I've been to Fremont a few times for the White Bass run. Can anyone tell me what the name of those white & red bobers that make noise are, and where I can get them? By the time I get to Anglers on Howland all of the bigger ones are usually taken.


----------



## archman (Apr 30, 2004)

Those are called agitators. Most bait shops around the river will have them. I've never actually seen them at any of the retail places.


----------



## fishcoffin (Nov 10, 2004)

u could also try the bobbers that are green or orange on the top and white on the bottom. You run your line through the top of bobber and push the weight throught the whole in the bottom and your set.
Just another tip i always catch bigger white bass without minnows i use this bobber above a twister tail and a white roster tail on the bottom and works for me every year. Plus im to lazy to keep putting minnows on.


----------



## patsheart (Feb 24, 2007)

Thanks Arch & Fish.  I've been looking for the agitators online, and they're harder to find than hairy fingernails (not that I've been looking). Fish I'm getting to the lazy stage also, but my artificial bait presentation leaves something to be desired. I'm always looking to learn, and wouldn't mind fishing with a buddy up there, I usually take the children. Let's hook up when it warms up.


----------



## KWILSON512 (Feb 16, 2007)

I use them all the time and dont know where I pick them up at but email me your info at [email protected] and i'll ship you one.


----------



## patsheart (Feb 24, 2007)

KWILSON512 said:


> I use them all the time and dont know where I pick them up at but email me your info at [email protected] and i'll ship you one.


Done K, Thanks!!!!


----------



## Rockman (Jan 22, 2007)

I saw the agitator floats with the rattles inside (today) at Molnar's Outdoors on RT 58 just South of Rt 113. They are located in the Elyria/Amherst area. They sell them for around $3.50 ea. They also have a pre-made setup that has the leaders and flies. If I rememeber correctly the maker was Jacks or Jocs or Jocks. If you are traveling via Turnpike or Rt 2 the exit's are only minutes away from the store, which is South of the exits.


----------



## BFG (Mar 29, 2006)

I recall buying a few at Maumee Tackle. On another note...do you guys really think these things are necessary??

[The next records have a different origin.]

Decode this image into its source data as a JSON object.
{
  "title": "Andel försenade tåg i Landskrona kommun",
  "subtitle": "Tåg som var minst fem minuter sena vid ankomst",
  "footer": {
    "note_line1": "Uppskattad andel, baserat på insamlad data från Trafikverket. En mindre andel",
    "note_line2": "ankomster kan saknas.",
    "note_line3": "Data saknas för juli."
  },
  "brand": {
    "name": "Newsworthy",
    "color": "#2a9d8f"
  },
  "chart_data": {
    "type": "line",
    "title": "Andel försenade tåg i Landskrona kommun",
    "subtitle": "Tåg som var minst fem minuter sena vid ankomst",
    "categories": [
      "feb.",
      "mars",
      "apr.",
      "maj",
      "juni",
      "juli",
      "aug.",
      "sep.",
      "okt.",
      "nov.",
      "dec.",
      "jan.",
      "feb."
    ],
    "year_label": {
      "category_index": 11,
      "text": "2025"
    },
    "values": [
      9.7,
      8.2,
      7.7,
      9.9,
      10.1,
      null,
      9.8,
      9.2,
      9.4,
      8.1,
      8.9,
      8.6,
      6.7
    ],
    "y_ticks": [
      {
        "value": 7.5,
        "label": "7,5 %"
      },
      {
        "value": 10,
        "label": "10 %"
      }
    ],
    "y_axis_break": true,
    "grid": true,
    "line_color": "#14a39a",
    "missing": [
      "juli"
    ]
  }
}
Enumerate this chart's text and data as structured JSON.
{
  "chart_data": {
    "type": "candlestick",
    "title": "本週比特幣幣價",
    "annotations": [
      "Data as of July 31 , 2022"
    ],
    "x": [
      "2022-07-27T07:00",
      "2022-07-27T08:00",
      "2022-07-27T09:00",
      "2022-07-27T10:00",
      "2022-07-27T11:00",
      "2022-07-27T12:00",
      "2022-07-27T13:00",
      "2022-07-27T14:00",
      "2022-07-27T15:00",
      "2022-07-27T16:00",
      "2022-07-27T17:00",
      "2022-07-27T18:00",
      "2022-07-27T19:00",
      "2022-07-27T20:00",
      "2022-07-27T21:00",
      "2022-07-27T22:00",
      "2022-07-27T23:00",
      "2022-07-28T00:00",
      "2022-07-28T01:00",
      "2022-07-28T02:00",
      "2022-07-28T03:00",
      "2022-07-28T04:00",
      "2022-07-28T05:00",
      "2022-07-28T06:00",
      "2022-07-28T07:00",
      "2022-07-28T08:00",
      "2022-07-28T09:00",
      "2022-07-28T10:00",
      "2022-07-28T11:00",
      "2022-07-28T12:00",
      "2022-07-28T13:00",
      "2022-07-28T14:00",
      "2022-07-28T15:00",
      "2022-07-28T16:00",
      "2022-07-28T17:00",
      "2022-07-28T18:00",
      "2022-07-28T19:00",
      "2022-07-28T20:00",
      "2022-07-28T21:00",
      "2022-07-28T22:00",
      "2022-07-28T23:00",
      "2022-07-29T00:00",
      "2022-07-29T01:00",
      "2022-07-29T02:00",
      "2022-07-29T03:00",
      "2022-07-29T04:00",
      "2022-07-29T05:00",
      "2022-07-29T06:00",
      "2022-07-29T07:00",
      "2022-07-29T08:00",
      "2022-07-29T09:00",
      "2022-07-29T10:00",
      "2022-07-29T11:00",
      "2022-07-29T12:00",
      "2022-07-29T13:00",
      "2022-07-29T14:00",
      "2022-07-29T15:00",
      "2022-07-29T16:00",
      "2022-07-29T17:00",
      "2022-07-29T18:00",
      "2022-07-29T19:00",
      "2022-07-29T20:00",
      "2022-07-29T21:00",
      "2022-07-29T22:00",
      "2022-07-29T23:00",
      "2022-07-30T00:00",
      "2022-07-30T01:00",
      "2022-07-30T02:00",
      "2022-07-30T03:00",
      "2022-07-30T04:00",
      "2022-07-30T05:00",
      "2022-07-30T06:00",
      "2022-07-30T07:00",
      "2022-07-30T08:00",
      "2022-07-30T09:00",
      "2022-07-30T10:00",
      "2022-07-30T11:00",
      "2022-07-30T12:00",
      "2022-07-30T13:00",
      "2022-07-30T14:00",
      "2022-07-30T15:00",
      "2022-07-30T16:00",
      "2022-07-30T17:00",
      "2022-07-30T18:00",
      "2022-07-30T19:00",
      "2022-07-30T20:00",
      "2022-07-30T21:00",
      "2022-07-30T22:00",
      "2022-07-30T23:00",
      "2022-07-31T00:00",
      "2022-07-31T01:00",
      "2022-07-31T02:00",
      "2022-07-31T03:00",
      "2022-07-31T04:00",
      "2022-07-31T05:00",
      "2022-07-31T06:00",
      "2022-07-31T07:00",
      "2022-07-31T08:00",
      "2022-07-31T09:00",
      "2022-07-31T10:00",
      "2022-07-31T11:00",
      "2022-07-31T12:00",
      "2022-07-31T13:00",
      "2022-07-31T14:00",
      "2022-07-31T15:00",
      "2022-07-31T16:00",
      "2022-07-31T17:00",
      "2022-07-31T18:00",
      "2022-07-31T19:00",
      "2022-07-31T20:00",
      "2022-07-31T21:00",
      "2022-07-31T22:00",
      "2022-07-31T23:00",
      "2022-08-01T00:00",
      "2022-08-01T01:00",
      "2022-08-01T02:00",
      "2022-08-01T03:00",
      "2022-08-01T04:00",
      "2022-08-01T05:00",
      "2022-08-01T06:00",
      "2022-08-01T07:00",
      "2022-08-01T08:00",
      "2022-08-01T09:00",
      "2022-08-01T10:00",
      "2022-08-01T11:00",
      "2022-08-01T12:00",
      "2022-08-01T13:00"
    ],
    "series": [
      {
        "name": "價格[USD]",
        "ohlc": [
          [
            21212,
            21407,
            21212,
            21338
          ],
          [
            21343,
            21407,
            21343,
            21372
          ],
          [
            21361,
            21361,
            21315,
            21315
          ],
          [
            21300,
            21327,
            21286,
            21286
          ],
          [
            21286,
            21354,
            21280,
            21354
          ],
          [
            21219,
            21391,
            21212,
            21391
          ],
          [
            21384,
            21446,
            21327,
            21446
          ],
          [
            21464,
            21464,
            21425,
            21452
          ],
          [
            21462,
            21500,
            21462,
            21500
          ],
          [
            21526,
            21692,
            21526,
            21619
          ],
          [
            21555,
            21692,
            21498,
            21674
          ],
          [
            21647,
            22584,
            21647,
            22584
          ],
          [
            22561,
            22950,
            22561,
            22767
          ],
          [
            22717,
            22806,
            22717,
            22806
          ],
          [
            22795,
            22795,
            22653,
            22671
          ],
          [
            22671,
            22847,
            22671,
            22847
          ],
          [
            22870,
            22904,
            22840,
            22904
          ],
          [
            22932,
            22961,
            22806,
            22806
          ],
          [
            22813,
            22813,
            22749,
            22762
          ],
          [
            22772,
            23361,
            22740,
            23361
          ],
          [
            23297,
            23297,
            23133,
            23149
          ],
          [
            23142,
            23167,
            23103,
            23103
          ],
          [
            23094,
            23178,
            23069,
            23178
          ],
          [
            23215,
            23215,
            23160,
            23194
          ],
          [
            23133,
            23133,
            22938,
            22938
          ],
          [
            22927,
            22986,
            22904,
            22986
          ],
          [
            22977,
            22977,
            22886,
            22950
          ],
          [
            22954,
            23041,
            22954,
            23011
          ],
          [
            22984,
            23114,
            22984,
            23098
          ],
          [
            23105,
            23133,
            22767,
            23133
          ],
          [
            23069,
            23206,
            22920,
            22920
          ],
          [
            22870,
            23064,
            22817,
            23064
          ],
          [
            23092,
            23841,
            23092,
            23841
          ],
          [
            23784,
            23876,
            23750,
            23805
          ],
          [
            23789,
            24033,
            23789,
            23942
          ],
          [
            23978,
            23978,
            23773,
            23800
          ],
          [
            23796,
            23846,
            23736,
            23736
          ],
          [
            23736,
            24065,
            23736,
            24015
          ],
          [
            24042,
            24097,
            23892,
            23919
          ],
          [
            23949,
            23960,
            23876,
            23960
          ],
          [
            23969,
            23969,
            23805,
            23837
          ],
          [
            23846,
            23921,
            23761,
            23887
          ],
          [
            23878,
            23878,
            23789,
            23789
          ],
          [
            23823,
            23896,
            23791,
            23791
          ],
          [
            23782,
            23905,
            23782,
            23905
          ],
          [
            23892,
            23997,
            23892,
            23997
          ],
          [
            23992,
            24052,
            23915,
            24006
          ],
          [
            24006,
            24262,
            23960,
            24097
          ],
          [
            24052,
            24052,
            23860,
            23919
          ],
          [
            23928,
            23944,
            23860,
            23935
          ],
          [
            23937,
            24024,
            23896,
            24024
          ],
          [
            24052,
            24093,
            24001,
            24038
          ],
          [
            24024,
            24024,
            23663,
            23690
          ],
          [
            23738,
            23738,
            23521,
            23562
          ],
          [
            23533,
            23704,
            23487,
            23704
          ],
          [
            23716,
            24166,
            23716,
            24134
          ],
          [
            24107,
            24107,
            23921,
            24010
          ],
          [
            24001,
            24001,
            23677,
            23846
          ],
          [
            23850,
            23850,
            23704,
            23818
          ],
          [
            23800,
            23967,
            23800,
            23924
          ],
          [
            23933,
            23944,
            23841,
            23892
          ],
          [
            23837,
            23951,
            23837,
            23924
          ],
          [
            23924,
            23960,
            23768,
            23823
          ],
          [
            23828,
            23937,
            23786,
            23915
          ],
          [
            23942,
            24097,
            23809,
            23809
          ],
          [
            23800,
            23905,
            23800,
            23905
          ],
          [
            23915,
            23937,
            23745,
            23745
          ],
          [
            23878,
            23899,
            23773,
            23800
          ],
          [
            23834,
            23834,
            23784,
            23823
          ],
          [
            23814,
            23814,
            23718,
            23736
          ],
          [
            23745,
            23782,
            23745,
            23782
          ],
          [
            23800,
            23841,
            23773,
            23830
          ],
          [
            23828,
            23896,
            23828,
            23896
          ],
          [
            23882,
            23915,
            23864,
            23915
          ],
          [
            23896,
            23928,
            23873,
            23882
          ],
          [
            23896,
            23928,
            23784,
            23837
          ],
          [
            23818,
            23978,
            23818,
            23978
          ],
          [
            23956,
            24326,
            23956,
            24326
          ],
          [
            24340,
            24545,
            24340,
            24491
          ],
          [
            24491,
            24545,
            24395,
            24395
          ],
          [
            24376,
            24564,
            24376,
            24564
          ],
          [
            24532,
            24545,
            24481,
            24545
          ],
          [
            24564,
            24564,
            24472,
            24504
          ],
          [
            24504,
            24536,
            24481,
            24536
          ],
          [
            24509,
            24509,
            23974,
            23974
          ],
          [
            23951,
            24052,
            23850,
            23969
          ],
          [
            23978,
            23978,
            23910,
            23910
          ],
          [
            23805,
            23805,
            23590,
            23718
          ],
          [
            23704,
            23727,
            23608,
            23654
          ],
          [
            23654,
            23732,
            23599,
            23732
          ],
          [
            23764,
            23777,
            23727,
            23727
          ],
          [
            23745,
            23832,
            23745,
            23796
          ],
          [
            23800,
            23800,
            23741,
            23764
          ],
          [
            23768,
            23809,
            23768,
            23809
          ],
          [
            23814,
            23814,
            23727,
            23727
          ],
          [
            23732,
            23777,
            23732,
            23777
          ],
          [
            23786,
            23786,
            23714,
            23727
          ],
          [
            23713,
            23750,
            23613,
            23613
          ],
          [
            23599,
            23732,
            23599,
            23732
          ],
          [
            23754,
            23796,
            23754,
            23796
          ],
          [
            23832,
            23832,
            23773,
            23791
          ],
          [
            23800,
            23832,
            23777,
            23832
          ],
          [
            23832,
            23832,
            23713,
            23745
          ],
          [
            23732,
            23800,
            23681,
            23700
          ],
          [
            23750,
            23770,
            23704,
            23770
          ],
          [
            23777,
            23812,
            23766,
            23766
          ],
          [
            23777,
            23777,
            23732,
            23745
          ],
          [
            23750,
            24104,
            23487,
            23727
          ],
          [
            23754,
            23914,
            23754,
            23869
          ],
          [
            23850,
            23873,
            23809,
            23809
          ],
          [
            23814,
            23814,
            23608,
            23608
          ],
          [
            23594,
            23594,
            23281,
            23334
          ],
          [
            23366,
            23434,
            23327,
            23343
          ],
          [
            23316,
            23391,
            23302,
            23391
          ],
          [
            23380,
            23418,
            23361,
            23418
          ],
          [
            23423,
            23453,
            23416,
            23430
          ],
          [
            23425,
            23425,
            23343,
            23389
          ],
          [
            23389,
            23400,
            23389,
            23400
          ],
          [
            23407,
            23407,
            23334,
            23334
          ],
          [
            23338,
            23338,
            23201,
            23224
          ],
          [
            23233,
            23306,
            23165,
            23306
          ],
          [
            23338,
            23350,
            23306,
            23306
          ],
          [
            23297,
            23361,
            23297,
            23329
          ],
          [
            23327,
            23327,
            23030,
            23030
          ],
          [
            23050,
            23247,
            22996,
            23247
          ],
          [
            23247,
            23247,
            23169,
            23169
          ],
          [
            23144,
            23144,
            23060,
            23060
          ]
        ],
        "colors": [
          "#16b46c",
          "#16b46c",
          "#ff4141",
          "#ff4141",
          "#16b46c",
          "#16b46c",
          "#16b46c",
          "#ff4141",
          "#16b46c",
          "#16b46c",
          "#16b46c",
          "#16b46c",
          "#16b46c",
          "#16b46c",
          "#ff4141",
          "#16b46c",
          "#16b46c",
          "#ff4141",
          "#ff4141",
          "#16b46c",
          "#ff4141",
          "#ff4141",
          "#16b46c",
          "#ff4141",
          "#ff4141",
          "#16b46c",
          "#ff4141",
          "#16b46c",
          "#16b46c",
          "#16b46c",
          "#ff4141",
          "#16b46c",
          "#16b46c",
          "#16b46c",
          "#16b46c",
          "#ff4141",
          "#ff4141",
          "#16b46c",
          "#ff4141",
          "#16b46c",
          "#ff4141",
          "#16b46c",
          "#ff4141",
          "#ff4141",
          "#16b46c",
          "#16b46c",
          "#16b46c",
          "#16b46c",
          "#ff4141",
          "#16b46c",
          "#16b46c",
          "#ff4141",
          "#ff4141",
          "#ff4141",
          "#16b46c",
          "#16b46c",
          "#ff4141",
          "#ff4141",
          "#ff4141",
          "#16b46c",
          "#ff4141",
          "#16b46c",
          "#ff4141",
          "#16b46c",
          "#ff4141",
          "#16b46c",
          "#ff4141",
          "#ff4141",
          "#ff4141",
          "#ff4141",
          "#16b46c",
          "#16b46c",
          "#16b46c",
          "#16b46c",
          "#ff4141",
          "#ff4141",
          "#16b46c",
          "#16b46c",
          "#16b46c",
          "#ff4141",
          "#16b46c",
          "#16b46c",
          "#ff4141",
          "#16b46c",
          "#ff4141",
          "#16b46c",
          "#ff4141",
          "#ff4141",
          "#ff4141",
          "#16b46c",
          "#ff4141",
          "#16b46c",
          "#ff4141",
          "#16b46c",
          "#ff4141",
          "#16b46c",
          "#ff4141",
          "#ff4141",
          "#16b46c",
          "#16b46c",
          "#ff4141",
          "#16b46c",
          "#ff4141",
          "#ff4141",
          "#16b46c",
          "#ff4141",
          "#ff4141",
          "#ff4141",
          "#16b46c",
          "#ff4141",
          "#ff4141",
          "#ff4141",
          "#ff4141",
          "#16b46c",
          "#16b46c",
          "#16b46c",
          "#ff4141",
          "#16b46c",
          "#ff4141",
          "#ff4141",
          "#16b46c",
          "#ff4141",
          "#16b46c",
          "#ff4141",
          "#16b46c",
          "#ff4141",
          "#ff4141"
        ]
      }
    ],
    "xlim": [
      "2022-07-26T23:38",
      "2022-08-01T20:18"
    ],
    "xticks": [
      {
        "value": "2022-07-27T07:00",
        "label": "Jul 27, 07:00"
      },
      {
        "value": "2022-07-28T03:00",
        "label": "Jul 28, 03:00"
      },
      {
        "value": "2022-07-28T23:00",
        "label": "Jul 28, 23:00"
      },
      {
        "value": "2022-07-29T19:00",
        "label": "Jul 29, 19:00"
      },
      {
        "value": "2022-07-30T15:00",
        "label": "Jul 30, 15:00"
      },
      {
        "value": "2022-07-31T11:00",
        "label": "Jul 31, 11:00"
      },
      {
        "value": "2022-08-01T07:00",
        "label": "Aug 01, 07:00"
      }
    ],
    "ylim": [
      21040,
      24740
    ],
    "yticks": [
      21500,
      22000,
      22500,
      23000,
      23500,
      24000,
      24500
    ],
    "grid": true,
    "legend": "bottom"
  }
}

Boy...they are an awful lot of work...chug chug chug chug...Way more work than I want to put into white bass fishing. 

Just tie up a double jig rig on a three way and be done with it!! LOL


----------



## fishcoffin (Nov 10, 2004)

No not really bfg i only use the bobber when i fish off the wall, which is pretty much all the time, cause im no really into the crowd, and less snags.


----------



## patsheart (Feb 24, 2007)

Do you miss many fish? That's what I was always worried about. Also what's the earliest the White Bass come in?


----------



## 1armwilly (Jun 13, 2006)

i fish the white bass run every year and i can say from experience that they make no diffrence during the run but towards the end when things thin out and there are no people left use them with a fly a dry fly works best you will be suprised how many bass are still in there and how many you will catch. and if you see a dude missing half an arm that is me!


----------